Booth and Brennan exchanged a glance to confirm that the interview was over. Brennan nodded, dismissing Reme with a polite "Thank you for your time."
"Wait, you haven't told me why he's here," cried Reme.
Another glance – uh-oh. Booth hesitated. "Ms. Anderson," he began in a halting tone. "We believe Jason may have gotten involved in the revival of an ancient secret society that revolves around conspiracy and operates through violence."
"And cannibalism," added Brennan in her customary, tactless manner. Booth made an exasperated noise into his palm.
Reme's brow furrowed as she processed this new flood of information. "You guys… You think Jason ate people."
"He confessed," Brennan helpfully pointed out.
Booth hurriedly interrupted his oblivious partner. "We spoke with him earlier today and we have some evidence that would indicate that Jason was involved."
"His bite mark was on a human skull," Brennan interjected.
"Brennan." Booth appeared to be at his wits' end with her. "Why don't you go and look over those papers?"
"What papers?" asked Brennan, naively failing to detect the obvious social cue in his words.
They both looked expectantly at Reme, as if waiting for a distressed outburst, but she seemed unusually calm. "Where is Jason spending the night?"
"In the holding cell for now," answered Booth, clearly relieved that Brennan hadn't caused too much emotional trauma. "We can give you a ride home."
"Will anyone mind if I sleep on the floor outside the cell?" queried Reme.
Booth turned to Brennan and muttered an incredulous, "Is she serious?"
Brennan, on the other hand, offered, "I'm sure we could arrange something."

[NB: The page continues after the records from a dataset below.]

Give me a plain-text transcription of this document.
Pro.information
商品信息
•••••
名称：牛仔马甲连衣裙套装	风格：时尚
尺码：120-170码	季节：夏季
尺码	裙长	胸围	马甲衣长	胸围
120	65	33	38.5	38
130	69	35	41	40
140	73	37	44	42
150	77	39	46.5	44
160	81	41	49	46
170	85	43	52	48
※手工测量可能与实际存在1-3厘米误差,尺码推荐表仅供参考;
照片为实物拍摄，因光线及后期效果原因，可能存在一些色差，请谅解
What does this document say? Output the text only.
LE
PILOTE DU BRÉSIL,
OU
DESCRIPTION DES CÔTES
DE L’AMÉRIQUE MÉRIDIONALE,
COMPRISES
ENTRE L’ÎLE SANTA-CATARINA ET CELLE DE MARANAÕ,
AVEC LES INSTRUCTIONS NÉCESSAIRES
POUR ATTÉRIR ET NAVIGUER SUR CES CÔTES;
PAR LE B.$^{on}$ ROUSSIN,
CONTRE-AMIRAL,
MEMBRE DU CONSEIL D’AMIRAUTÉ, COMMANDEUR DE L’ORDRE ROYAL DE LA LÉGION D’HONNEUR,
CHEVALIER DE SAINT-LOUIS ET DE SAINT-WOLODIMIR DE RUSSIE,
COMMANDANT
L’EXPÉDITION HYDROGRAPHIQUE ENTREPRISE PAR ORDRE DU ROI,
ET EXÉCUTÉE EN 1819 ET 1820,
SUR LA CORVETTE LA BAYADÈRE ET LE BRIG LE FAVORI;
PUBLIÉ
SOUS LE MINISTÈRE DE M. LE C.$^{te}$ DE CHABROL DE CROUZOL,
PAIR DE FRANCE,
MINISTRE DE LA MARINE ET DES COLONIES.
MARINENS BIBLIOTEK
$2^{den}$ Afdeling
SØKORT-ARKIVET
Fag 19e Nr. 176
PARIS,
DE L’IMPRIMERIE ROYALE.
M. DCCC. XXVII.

"We can't do this," complained Booth. "I just know this is against some kind of protocol…"
"Booth." Brennan interrupted his train of thought with some uncharacteristic empathy. "Please."
Booth glanced from one pair of eyes to the other, and finally relented. "Oh, fine. Stay the night with your crazy serial killer boyfriend. Keep in mind they're going to search you like nobody's business."
"Thank you," said Reme, her smile so gracious that neither of them had the heart to hamper her from staying the night in the FBI headquarters.
A devastated cry of horror emitted from down the hall. "Reme!" cried Dr. Brennan, rounding the corner to find the girl in a heap on the floor, sobbing.
One look at the holding cell told them why. Chained to the bars, naked, and with a bloody dagger in his heart was Jason.
"Did she – ?" wondered Booth.
"No," said the guard. "We would have caught something like that knife."
A bewildered silence ensued, broken only by Reme's muffled sobs, as they all pondered the cold, empty body in the cell.
"I told you," Booth sighed. "We should have taken her to Sweets."
Reme's lifeless hand was inches from the empty pill bottle.
"I don't believe in a deity," Brennan said quietly. "But this… I just wish, for her sake, that there were some kind of afterlife where they could be together."
"There is," Booth assured her.
There was something peaceful in her vacant eyes.